Sono state effettuate anche prove di vinificazione. "Per quanto il colore delle uve fotovoltaiche sia inferiore rispetto a quelle prodotte fuori dall'impianto, abbiamo un'acidità maggiore. Certo, anche la produzione chiaramente è minore. Le vinificazioni comunque hanno prodotto vini di qualità, si possono ottenere vini meno alcolici, con colori più brillanti, da destinare a nuovi target di consumatori. Il Primitivo ottenuto sotto agrivoltaico era diverso da quello classico, ma molto bevibile e gradevole. Sui bianchi abbiamo ottenuto una maggiore freschezza e una maggiore sapidità".

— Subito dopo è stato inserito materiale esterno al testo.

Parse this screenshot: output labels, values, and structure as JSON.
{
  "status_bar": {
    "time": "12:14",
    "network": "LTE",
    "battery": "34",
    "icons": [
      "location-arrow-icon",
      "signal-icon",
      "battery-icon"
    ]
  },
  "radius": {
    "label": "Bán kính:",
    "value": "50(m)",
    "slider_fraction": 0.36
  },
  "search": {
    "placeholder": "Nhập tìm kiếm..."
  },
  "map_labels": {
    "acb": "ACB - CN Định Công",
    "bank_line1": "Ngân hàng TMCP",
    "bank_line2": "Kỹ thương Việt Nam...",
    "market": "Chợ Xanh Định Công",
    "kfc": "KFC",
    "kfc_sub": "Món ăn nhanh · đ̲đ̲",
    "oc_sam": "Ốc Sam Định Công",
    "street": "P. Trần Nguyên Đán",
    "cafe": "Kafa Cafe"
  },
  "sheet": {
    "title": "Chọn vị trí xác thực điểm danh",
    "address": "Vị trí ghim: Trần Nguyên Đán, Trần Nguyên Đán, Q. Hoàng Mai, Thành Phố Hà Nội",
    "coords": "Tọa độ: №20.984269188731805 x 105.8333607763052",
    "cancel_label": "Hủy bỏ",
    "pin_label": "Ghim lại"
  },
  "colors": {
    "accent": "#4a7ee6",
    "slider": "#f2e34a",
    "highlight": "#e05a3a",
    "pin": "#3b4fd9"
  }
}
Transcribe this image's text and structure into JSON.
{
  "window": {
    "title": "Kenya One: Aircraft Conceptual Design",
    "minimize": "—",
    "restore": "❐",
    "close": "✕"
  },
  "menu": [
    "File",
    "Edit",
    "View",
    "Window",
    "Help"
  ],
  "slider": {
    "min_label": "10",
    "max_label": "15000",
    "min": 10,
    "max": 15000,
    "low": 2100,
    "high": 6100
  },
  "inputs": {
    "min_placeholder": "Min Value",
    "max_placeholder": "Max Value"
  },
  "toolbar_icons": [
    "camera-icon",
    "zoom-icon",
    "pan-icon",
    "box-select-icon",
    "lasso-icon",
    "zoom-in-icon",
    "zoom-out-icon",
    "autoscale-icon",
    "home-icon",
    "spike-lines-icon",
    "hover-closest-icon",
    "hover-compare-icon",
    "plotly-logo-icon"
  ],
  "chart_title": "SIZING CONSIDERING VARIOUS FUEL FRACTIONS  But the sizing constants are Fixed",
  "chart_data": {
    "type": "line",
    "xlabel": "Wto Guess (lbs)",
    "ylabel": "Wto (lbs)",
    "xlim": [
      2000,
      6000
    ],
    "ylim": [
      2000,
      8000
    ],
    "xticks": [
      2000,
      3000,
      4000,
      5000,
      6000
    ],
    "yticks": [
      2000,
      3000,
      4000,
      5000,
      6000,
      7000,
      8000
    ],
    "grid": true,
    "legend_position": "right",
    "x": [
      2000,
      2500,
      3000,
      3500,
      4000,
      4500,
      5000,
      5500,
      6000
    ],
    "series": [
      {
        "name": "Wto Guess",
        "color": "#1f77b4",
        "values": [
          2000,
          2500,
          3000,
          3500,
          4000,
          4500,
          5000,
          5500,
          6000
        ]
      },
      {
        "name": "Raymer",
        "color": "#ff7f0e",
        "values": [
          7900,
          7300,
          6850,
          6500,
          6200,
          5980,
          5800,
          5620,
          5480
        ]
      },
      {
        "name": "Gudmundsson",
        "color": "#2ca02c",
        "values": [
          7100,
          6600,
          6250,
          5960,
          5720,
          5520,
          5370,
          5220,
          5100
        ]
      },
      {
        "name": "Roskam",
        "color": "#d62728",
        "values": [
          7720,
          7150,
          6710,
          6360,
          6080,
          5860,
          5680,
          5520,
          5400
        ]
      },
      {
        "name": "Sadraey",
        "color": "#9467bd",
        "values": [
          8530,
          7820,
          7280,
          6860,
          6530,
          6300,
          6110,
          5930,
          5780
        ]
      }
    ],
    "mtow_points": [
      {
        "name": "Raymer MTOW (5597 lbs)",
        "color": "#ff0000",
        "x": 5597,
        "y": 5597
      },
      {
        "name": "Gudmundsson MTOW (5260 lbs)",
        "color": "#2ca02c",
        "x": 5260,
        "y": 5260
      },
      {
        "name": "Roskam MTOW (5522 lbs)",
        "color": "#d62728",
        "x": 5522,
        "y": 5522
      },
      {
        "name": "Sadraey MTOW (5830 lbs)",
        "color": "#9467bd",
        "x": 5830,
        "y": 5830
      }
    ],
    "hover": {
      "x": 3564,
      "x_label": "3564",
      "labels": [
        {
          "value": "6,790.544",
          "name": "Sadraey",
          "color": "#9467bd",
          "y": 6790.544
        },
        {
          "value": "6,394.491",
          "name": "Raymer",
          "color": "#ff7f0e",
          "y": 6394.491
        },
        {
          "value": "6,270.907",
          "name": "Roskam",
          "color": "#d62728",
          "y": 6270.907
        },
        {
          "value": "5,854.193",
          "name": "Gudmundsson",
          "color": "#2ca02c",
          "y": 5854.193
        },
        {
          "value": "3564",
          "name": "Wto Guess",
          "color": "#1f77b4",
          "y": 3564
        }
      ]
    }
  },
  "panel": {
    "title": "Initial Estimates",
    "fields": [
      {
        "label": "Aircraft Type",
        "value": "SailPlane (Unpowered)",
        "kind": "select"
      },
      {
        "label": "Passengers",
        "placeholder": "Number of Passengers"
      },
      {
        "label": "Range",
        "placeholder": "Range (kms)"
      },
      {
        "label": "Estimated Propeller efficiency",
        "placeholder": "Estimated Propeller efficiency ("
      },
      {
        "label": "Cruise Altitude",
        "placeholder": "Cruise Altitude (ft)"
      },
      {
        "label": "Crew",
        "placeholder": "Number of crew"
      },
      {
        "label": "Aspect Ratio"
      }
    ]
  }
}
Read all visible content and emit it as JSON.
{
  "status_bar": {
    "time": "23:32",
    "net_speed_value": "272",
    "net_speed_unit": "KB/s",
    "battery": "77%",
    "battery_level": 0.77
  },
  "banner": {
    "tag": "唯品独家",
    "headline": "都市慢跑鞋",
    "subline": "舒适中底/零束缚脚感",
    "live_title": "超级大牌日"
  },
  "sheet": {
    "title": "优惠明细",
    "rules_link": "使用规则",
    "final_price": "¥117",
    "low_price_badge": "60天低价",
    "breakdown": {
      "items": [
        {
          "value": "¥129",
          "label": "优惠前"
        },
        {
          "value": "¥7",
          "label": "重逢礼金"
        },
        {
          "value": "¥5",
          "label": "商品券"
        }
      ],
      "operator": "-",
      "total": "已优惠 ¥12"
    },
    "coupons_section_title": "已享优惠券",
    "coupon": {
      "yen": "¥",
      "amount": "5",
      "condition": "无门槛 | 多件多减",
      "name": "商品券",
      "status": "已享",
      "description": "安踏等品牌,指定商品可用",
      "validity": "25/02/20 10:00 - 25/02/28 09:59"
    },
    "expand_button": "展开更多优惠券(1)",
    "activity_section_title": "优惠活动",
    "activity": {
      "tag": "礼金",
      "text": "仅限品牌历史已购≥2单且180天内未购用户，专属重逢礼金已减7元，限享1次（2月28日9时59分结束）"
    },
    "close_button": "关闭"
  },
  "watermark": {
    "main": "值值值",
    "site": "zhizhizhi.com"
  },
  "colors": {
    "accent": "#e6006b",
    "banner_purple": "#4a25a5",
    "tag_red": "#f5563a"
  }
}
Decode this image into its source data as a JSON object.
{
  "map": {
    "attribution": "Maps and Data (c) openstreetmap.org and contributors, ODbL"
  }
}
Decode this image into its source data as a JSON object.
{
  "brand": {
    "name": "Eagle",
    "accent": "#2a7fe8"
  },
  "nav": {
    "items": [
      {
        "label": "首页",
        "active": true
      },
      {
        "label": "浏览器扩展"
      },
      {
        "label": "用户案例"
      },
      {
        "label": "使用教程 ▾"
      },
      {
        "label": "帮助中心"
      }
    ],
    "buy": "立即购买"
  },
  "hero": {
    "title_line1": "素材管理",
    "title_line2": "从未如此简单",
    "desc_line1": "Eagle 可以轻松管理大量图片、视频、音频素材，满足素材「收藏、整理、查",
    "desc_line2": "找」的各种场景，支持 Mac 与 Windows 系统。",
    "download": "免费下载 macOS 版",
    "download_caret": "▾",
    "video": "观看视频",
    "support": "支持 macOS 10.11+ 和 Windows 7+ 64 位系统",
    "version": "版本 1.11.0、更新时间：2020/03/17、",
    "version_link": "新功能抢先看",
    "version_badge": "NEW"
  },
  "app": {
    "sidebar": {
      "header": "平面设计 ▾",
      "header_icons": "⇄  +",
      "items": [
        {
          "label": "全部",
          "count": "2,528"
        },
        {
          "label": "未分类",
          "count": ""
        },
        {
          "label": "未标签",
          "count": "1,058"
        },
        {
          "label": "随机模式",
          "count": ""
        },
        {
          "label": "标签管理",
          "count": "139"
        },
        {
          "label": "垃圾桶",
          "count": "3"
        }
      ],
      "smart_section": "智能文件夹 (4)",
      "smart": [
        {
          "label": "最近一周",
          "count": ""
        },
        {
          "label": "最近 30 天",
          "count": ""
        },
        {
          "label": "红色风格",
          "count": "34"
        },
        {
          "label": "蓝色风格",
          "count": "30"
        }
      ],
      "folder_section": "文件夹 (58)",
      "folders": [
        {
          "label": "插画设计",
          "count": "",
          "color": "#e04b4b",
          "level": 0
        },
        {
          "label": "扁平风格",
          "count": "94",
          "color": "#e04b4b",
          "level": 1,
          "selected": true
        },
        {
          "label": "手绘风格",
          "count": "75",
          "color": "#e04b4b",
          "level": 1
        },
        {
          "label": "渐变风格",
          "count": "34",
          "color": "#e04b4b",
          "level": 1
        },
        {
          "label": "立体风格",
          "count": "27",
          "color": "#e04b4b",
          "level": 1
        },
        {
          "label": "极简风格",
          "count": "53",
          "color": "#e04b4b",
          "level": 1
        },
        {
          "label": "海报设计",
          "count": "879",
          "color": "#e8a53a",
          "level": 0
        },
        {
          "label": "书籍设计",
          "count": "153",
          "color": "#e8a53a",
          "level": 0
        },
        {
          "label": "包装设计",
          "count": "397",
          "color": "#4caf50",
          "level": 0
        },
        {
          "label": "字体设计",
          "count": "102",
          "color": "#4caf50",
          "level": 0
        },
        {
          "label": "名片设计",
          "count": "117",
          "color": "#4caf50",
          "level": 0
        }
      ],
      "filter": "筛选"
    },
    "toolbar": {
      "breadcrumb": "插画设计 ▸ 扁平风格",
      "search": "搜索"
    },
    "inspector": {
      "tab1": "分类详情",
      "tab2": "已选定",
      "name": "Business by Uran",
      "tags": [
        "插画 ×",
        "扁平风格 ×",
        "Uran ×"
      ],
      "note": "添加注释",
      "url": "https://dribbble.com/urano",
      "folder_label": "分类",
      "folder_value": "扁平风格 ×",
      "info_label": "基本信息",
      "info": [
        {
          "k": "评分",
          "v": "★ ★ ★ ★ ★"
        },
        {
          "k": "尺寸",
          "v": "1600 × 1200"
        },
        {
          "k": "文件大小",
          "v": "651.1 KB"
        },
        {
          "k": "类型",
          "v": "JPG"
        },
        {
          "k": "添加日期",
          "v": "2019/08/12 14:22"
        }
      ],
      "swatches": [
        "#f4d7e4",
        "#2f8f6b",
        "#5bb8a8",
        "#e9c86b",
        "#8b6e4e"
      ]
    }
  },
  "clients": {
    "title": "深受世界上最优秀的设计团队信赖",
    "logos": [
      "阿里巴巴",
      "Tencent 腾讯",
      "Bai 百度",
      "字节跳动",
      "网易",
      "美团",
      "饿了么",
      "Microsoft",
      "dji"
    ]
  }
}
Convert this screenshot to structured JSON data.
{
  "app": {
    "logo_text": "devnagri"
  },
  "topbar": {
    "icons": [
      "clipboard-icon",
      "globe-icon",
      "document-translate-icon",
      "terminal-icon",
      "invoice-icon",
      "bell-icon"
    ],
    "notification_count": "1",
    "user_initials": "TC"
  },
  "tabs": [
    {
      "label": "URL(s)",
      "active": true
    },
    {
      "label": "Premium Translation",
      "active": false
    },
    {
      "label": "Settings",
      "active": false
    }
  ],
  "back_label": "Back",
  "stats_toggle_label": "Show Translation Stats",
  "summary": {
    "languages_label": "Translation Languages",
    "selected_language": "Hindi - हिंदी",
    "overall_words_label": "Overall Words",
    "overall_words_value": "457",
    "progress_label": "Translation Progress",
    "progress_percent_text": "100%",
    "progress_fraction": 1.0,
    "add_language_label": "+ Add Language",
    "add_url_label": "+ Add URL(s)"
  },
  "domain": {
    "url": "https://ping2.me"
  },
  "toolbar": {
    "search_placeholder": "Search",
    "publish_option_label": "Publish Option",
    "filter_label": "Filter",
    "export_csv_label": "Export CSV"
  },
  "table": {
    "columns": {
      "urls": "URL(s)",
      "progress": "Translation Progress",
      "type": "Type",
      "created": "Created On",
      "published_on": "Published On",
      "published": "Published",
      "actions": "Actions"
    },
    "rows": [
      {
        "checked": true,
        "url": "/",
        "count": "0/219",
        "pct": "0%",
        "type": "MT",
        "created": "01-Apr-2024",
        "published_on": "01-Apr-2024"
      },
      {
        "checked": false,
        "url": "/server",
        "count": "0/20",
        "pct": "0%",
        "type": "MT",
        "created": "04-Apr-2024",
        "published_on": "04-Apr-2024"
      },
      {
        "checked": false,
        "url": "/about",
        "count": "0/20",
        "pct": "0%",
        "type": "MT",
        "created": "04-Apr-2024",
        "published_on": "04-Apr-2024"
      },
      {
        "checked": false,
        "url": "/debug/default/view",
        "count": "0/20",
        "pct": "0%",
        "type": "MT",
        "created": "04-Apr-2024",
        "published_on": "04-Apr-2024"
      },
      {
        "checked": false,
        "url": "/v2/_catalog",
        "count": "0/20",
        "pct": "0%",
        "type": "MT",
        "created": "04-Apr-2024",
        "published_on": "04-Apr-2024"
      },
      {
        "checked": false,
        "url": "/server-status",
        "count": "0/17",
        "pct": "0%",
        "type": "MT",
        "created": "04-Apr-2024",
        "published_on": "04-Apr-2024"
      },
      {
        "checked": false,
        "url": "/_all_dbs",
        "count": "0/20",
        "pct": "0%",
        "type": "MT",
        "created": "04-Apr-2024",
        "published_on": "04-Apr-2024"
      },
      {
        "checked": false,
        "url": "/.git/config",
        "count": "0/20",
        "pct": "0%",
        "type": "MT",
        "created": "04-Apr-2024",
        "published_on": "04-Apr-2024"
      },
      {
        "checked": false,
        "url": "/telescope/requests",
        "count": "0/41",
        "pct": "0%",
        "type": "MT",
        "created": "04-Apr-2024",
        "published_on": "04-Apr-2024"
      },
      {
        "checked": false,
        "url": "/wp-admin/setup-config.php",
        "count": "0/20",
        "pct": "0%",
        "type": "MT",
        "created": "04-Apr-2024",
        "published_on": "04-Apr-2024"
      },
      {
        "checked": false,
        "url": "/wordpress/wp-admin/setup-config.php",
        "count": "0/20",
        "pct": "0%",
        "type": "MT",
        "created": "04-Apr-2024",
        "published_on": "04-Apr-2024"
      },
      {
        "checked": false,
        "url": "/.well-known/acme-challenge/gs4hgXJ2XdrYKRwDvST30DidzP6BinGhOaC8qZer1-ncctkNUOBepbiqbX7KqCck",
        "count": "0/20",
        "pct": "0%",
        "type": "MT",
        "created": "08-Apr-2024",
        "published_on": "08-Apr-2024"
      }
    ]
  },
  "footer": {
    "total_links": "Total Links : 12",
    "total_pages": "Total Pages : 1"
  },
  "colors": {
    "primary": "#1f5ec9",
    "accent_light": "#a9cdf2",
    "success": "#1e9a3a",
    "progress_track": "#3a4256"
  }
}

Luigi Ledda, professore di Agronomia e Coltivazioni Erbacee all'Università Politecnica delle Marche e consigliere Conaf, ha sottolineato gli errori commessi in passato nella progettazione di serre agrivoltaiche, "la svolta - ha detto Ledda - è arrivata quando abbiamo messo a punto come gruppo di ricerca un algoritmo attraverso il quale siamo riusciti a quantificare, ad avere il dato della radiazione cumulata, considerando la configurazione spaziale della serra. Ciò ha consentito il salto di qualità dal punto di vista delle nostre capacità predittive rispetto a un ambiente perturbato quale quello di un sistema agrivoltaico".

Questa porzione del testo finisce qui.